Generating prime numbers of the form $\lfloor \sqrt{3} \cdot n \rfloor $

Question

How to prove the following claims ?

Let $b_n=b_{n-1}+\operatorname{lcm}(\lfloor \sqrt{3} \cdot n \rfloor , b_{n-1})$ with $b_1=3$ and $n>1$ . Let $a_n=b_{n+1}/b_n-1$ .

1. Every term of this sequence $a_i$ is either prime or $1$ .

2. Every odd prime of the form $\left\lfloor \sqrt{3}\cdot n \right\rfloor$ greater than $3$ is a term of this sequence.

3. At the first appearance of each prime of the form $\left\lfloor \sqrt{3}\cdot n \right\rfloor$ greater than $5$, it is the next prime of the given form after the largest prime that has already appeared.

A few first terms of this sequence can be found at A323388 .

Implementation of this generator in PARI/GP can be found here.

Answer 1

We prove that the second and the third claims are true.

The second claim is true.

If $a=d\alpha$, $b=d\beta$ and $(a,b)=d$, we have $\mathrm{lcm}(a,b) / b = \alpha = a / d.$

We may rewrite the sequence $a_n$ using above.

$$ a_1=1,$$ $$ a_n=\frac{\lfloor(n+1)\sqrt 3\rfloor}{\left(\lfloor(n+1)\sqrt 3\rfloor, (a_{n-1}+1)\cdots (a_1+1) 3 \right)}, \ \ n\geq 2. $$

Thus, if $n\geq 2$ and $\lfloor(n+1)\sqrt 3\rfloor=p>3$ is prime, then $p$ cannot divide $a_i+1$ for all $1\leq i\leq n-1$.

It is clear that $p$ cannot divide $a_i+1$ for $1\leq i\leq n-2$. Otherwise, $p | a_i+1 \leq \lfloor (n-1)\sqrt 3 \rfloor +1<\lfloor(n+1)\sqrt 3\rfloor=p$ is a contradiction.

To see that $p$ cannot divide $a_{n-1}+1$, assume otherwise.
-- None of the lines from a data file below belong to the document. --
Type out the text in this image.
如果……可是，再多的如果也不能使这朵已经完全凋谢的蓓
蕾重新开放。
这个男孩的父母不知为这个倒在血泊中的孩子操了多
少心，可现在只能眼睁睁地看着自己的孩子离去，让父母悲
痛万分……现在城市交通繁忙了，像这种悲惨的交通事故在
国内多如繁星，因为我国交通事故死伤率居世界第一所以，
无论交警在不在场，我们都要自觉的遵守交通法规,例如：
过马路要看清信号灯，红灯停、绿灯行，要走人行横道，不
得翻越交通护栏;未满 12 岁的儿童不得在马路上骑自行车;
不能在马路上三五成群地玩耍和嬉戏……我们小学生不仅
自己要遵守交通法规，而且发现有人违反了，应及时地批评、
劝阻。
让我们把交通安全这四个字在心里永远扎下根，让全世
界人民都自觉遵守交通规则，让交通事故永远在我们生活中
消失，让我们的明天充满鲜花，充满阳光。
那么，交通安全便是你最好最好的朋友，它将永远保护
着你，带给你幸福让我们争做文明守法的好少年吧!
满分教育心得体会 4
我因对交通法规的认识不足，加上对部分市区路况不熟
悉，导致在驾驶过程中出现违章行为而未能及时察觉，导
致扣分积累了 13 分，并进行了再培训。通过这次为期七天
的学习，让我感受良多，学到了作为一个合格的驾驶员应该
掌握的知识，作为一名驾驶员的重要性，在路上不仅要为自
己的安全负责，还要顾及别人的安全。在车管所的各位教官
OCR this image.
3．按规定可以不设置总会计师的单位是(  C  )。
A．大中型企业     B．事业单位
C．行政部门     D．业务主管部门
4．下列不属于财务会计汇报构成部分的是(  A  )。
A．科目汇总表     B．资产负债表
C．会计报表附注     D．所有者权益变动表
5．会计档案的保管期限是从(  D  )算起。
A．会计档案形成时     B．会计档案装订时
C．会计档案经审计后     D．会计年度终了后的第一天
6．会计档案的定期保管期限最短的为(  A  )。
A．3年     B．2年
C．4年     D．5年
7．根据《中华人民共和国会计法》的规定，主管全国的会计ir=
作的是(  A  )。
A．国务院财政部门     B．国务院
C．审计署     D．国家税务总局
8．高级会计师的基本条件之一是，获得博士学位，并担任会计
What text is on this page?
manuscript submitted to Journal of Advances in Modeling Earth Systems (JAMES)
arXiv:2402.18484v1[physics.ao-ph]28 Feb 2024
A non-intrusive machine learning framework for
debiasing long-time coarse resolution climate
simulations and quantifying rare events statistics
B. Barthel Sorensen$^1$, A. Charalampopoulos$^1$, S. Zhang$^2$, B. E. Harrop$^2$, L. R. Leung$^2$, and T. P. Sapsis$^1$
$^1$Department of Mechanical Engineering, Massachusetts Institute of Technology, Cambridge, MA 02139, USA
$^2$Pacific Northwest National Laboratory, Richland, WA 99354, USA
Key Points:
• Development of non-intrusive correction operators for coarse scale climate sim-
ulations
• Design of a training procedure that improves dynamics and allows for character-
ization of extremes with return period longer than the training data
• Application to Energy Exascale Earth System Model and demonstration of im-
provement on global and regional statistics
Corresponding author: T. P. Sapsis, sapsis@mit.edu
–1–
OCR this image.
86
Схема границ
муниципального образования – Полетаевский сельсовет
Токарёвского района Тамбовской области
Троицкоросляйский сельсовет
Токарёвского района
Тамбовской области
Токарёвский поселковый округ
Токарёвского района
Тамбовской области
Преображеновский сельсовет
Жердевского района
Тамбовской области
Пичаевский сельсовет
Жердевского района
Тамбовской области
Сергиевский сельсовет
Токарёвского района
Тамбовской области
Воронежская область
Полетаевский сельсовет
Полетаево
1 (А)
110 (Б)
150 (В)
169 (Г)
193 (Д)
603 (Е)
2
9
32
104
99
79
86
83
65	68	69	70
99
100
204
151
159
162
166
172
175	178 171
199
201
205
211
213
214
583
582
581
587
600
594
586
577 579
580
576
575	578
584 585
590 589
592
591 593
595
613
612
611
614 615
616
Then $p|a_{n-1}+1 \leq \lfloor n\sqrt 3\rfloor +1\leq \lfloor(n+1)\sqrt 3\rfloor=p$. This gives the equality $$ p=a_{n-1}+1=\lfloor n\sqrt 3\rfloor +1=\lfloor(n+1)\sqrt 3\rfloor. $$ Then $\lfloor n\sqrt 3 \rfloor = p-1$ is an even number. Moreover, $\lfloor \sqrt 3\rfloor = 1$, $\lfloor 2\sqrt 3\rfloor=5$ gives $n\geq 3$. But, $2=a_1+1$ gives $$ a_{n-1}=\frac{\lfloor n\sqrt 3 \rfloor}{\left(\lfloor n\sqrt 3\rfloor, (a_{n-2}+1)\cdots (a_1+1) 3 \right)}\leq \frac{p-1}2 <p-1. $$ This is also a contradiction.

Therefore, we have $a_n=p$ in such case.

The third claim is true.

Recall that $$ a_1=1,$$ $$ a_n=\frac{\lfloor(n+1)\sqrt 3\rfloor}{\left(\lfloor(n+1)\sqrt 3\rfloor, (a_{n-1}+1)\cdots (a_1+1) 3 \right)}, \ \ n\geq 2. $$

Suppose that $n\geq 2$ and $\lfloor(n+1)\sqrt 3\rfloor = p>3$ is prime. Then we have for any $1\leq i\leq n-1$, $$ a_i\leq \lfloor (i+1)\sqrt 3 \rfloor \leq \lfloor n\sqrt 3\rfloor < \lfloor (n+1)\sqrt 3 \rfloor =p, $$

Therefore, $p$ is the next prime of the given form after the largest prime that has already appeared.